Booktrackr Web Client Part I - Build Setup

Over the last few posts we built a working API with endpoints to sign up, authenticate, and manage our books, but all we have now is our Swagger API documentation tool to actually interact with it.

It’s time to start building the web client, and we’ll begin that by setting up some front end tools that will help improve our workflow and keep us sane when working with front end assets.

A word of warning about working with front end assets: there’s a lot of different ways to do so. The web development ecosystem is thriving right now and there are a lot of tools out there and opinions about which one is best, with more tools and opinons being generated daily. I’m not asserting that this way or these tools are the best, they’re just one way to get the job done. So don’t get your jeans all in a twist if you prefer Grunt or hate Angular. They’re just tools.

Let’s dig in.


At a high level, just like we set up a build process for the API, we are going to do the same thing for our front end assets. I’m deliberately using the term build process to include compilation, tests, and packaging here. We’ll use different tools for the front end assets than we do for building the API layer, but the ideas and concepts will be more or less the same.

Update .gitignore

Just like we ignore all of the generated artifacts from the Gradle build process, like .class files for example, we are going to ignore things that our front end build pipeline creates or can recreate during the build process. The only thing we really want in version control are front end assets that we write. If someone else wants to use the project, he or she can simply clone the repository and use these tools to install things. Just like Gradle will download all the Java dependencies that the API depends on, our front end tools will download all the front end assets we need.

Go ahead and add lines for node_modules/ and bower_components/ to .gitignore and we will be taken care of for now.

NPM Init

You need Node.js and the Node Package Manager installed for all of the rest of these steps. If you don’t have those installed on your local computer, go ahead and install those using the instructions on the Node.js web site.

The Node Package Manager (called npm or just NPM from here on out), is a command line tool for working with Node modules.

NPM Init and the package.json

Just like Gradle uses a build.gradle file for instructions on what and how to build the project, NPM uses a package.json. As its name implies, the package.json is a JSON file that can contain scripts to run as well as the Node modules that the app depends on.

You can make your own, but it’s better to just let NPM create it for you. From the root of booktrackr (i.e. the same directory as the .git directory), go ahead and run npm init. You can take a look at the package.json in the pull request to see what I chose for defaults, as well as the one you just generated.
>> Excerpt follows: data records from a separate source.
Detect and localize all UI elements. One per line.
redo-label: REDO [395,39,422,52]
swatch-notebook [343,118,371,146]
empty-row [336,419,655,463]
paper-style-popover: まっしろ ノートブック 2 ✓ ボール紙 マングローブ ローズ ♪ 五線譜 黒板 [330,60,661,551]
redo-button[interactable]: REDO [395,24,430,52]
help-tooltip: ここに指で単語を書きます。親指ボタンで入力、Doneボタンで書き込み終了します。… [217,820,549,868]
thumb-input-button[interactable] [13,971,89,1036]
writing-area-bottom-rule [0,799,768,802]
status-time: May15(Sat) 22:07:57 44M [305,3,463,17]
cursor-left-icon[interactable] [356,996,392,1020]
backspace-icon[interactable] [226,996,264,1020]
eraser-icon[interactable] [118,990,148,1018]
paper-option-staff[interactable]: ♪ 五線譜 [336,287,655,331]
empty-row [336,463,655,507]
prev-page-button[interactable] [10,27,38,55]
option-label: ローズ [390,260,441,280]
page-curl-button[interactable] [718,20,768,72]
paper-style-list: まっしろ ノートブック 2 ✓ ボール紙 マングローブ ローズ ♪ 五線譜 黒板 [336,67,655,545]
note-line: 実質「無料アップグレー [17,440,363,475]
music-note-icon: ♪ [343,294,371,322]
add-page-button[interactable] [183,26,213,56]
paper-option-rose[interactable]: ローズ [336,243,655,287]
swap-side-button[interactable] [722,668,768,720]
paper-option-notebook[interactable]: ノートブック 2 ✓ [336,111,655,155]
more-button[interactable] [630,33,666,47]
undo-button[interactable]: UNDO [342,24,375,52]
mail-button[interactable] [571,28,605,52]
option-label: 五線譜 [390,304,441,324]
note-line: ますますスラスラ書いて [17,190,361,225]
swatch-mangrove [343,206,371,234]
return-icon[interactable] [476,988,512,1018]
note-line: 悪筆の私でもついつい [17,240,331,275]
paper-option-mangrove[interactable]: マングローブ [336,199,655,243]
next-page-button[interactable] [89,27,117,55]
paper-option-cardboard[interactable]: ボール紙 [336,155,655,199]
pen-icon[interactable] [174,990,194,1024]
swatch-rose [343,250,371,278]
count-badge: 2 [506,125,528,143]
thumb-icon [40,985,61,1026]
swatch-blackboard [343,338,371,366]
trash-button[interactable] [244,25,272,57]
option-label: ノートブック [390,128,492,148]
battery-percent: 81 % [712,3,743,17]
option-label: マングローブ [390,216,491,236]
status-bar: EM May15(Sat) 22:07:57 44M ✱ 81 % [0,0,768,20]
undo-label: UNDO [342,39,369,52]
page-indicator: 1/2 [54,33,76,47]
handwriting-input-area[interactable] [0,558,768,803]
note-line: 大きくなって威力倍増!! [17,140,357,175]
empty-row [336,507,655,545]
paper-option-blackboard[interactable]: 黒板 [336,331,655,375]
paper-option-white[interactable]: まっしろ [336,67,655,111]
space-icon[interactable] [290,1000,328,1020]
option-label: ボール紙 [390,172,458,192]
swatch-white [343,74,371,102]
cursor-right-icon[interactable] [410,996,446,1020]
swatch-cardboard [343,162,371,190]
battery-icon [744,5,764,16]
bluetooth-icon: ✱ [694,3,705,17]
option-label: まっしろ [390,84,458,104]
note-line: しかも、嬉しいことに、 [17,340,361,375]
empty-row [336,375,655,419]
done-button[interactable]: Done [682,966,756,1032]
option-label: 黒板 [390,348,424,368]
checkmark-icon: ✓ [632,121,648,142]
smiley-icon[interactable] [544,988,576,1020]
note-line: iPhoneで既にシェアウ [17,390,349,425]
The first NPM package we install will be Bower, a package manager for the web. Bower describes itself on its homepage as:

Bower works by fetching and installing packages from all over, taking care of hunting, finding, downloading, and saving the stuff you’re looking for. Bower keeps track of these packages in a manifest file, bower.json

Installing Bower

To install it, from the root of Booktrackr, run npm install bower —save. You’ll notice that Bower gets installed in the node_modules directory and Bower is added to the dependencies section of package.json.

The .bowerrc

Now we need to customize where Bower installs its dependencies, which we can do by creating a .bowerrc file and adding this to it:

  "directory": "src/main/resources/static/bower_components"

Installing Bootstrap via Bower

Let’s take our fancy new front end package manager for a spin by installing Bootstrap. Run bower install bootstrap —save and notice that it installs Bootstrap in src/main/resources/static/bower_components and updates the bower.json with the dependency information.


The last tool we need to install is one called Gulp, which is a task runner for front end assets. You’ll need to actually install the gulp-cli package globally using the command npm install --global gulp-cli. Once you do that, go ahead and run npm install --save-dev gulp to install Gulp locally and save it as a dependency to the package.json.

A minimal gulpfile.js

Just like the build.gradle tells Gradle what tasks to run, Gulp relies on a gulpfile.js to run its tasks. We’ll be building ours up over the next few posts, but for now we can make a pretty simple one just to test that everything’s working correctly:

var gulp = require('gulp');

gulp.task('default', function() {
  console.log('Gulp is working.');

You should then be able to run the gulp command in the same directory as gulpfile.js and see the output of the console.log statement, so you know Gulp is set up.

Wrap Up

That’s it for this post. Nothing too complicated this time around, just installing some tools that will make our life easier later, and make working with front end assets more portable, testable, and repeatable.